BOSTON — Among patients with interstitial lung disease, 30% had pulmonary arterial hypertension and 20% had right ventricular hypertrophy, according to data presented at the CHEST Annual Meeting.
“Clinicians should evaluate symptoms of ILD along with ECG and ECHO findings right at the time of first consultation — we would get indirect evidence of chronicity too,” Radha Munje, MBBS, DTCD, MD, FICS, professor and head of the department of respiratory medicine at Indira Gandhi Government Medical College and Hospital Nagpur, told Healio.
In this cross-sectional study utilizing electrocardiography (ECG) and 2D echocardiography, Munje and colleagues evaluated 150 patients with ILD to determine cardiac abnormality prevalence in this population.
During the assessment of ECG data, researchers reported that 60 patients (40%) had right axis deviation, and 30 patients (20%) had signs of right ventricular hypertrophy, totaling 90 patients with ECG abnormalities.
Switching to findings from echocardiography, the same number of patients with signs of right ventricular hypertrophy had this condition (n = 30), and nearly one-third of patients (n = 45; 30%) had pulmonary arterial hypertension (mean pulmonary artery pressure, 25 mmHg), according to the abstract.

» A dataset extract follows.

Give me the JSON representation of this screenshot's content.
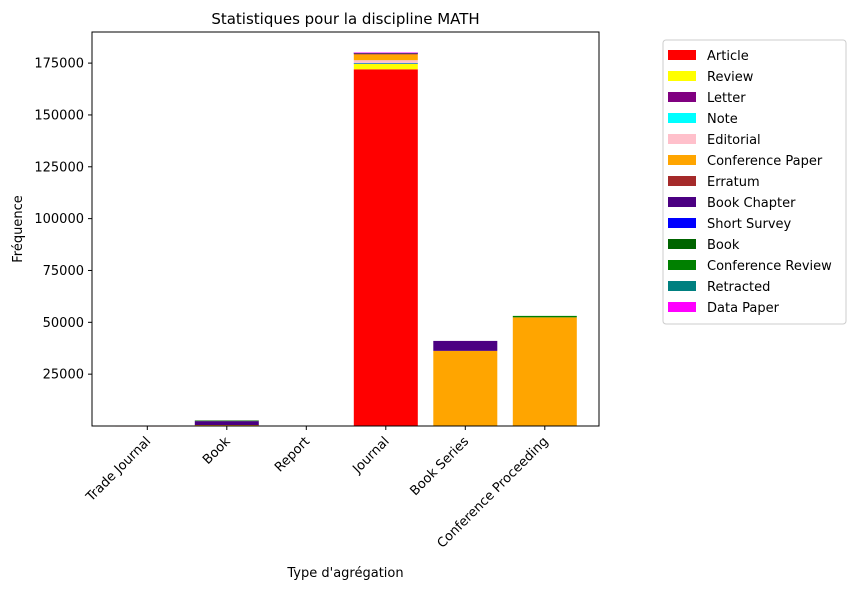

Researchers reported smaller proportions of patients with diastolic dysfunction (n = 22; 14.67%) and left ventricular hypertrophy (n = 15; 10%) on echocardiography.
Lastly, the abstract indicated that two factors — longer ILD symptom duration and an idiopathic pulmonary fibrosis diagnosis — had correlation to greater PAH and right ventricular hypertrophy prevalence in this patient population.
“Now we need to see whether an equation can be developed, at what time duration there is cardiac involvement, plus is it multifactorial like exacerbations, etiology, duration of symptoms and treatment ongoing,” Munje told Healio.